The part that grabbed me most was:
"Perhaps what seems small to us, are viewed as HUMONGOUS strides to the angels who watch us!"
Sometimes we focus on our goof ups, and miss some real progress!
And gotta tell you, I am so loving that little book, The 4:8 Principle. I am on my second time through listening to it, hearing new things this time. I plan to read the book next, and mark it up and absorb it. Such a blessing!
I don't know where to start Margene. I am so proud of you for living for your mama. I am so proud of you for running.
It is very hard to love ourselves, especially since we didn't for so many years.
I am having issues with a few things, some I can share and others just to private but I know that life isn't easy and takes a lot of effort but it sure is worth it and so is the family.
Take care Margene and have a blessed evening.

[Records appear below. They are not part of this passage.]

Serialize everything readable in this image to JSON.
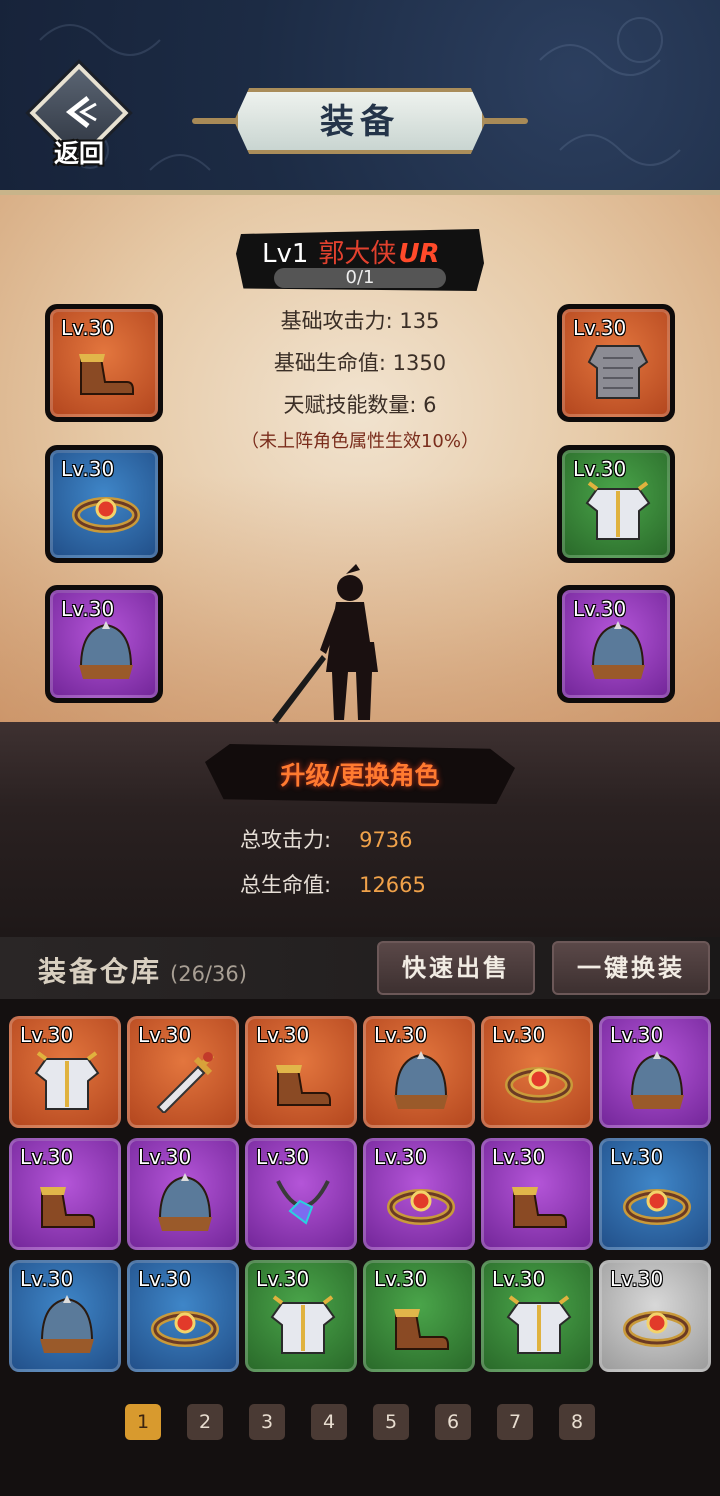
{
  "header": {
    "back_label": "返回",
    "title": "装备"
  },
  "hero": {
    "level": "Lv1",
    "name": "郭大侠",
    "rank": "UR",
    "exp": "0/1",
    "stats": [
      "基础攻击力: 135",
      "基础生命值: 1350",
      "天赋技能数量: 6"
    ],
    "note": "（未上阵角色属性生效10%）"
  },
  "equipped": [
    {
      "level": "Lv.30",
      "icon": "boots-icon",
      "rarity": "orange"
    },
    {
      "level": "Lv.30",
      "icon": "ring-icon",
      "rarity": "blue"
    },
    {
      "level": "Lv.30",
      "icon": "helmet-icon",
      "rarity": "purple"
    },
    {
      "level": "Lv.30",
      "icon": "chainmail-icon",
      "rarity": "orange"
    },
    {
      "level": "Lv.30",
      "icon": "armor-icon",
      "rarity": "green"
    },
    {
      "level": "Lv.30",
      "icon": "helmet-icon",
      "rarity": "purple"
    }
  ],
  "swap_label": "升级/更换角色",
  "totals": {
    "attack_label": "总攻击力:",
    "attack_value": "9736",
    "hp_label": "总生命值:",
    "hp_value": "12665"
  },
  "warehouse": {
    "title": "装备仓库",
    "count": "(26/36)",
    "sell_label": "快速出售",
    "equip_label": "一键换装",
    "items": [
      {
        "level": "Lv.30",
        "icon": "armor-icon",
        "rarity": "orange"
      },
      {
        "level": "Lv.30",
        "icon": "sword-icon",
        "rarity": "orange"
      },
      {
        "level": "Lv.30",
        "icon": "boots-icon",
        "rarity": "orange"
      },
      {
        "level": "Lv.30",
        "icon": "helmet-icon",
        "rarity": "orange"
      },
      {
        "level": "Lv.30",
        "icon": "ring-icon",
        "rarity": "orange"
      },
      {
        "level": "Lv.30",
        "icon": "helmet-icon",
        "rarity": "purple"
      },
      {
        "level": "Lv.30",
        "icon": "boots-icon",
        "rarity": "purple"
      },
      {
        "level": "Lv.30",
        "icon": "helmet-icon",
        "rarity": "purple"
      },
      {
        "level": "Lv.30",
        "icon": "necklace-icon",
        "rarity": "purple"
      },
      {
        "level": "Lv.30",
        "icon": "ring-icon",
        "rarity": "purple"
      },
      {
        "level": "Lv.30",
        "icon": "boots-icon",
        "rarity": "purple"
      },
      {
        "level": "Lv.30",
        "icon": "ring-icon",
        "rarity": "blue"
      },
      {
        "level": "Lv.30",
        "icon": "helmet-icon",
        "rarity": "blue"
      },
      {
        "level": "Lv.30",
        "icon": "ring-icon",
        "rarity": "blue"
      },
      {
        "level": "Lv.30",
        "icon": "armor-icon",
        "rarity": "green"
      },
      {
        "level": "Lv.30",
        "icon": "boots-icon",
        "rarity": "green"
      },
      {
        "level": "Lv.30",
        "icon": "armor-icon",
        "rarity": "green"
      },
      {
        "level": "Lv.30",
        "icon": "ring-icon",
        "rarity": "grey"
      }
    ]
  },
  "pagination": {
    "pages": [
      "1",
      "2",
      "3",
      "4",
      "5",
      "6",
      "7",
      "8"
    ],
    "active": "1"
  },
  "colors": {
    "orange": "#c8552a",
    "blue": "#2f6aa8",
    "purple": "#8f37b8",
    "green": "#378537",
    "grey": "#bcbcbc",
    "accent": "#d89a2e"
  }
}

There's always something in your writing that jumps out and grabs me. This one had two things. I am 56 now and oh my, I'm not ready to leave this world just yet via heart disease or any other way. I will do whatever I can to take care of myself. And the video was awesome. My post earlier this week was about "falling" so how fitting this was for me.
I just wanted to say I just found your blog and am enjoying it. I followed. Thanks for the motivation.
Good for you on the running and basketball--I've been watching my kids this season and I want to play too! I don't want to scare anyone, so I'll probably wait til I'm down a few more pounds...
I totally understand on the friend thing. We move every 3 or so years from post to post, and sometimes you strike it rich and sometimes you strike out. This post hasn't yielded too many close friends, despite many attempts. My first post I had lots of confidants. I really miss having a close girlfriend to share with. We have to keep trying!! Take care!
Just stopped by to see what's new. How's the running going? How did the new shoe work out? Any new recipes to share. Is it spring yet? I'm wishing it would be but winter hasn't been bad, just time for some warmth.
Take care Margene and have a blessed day!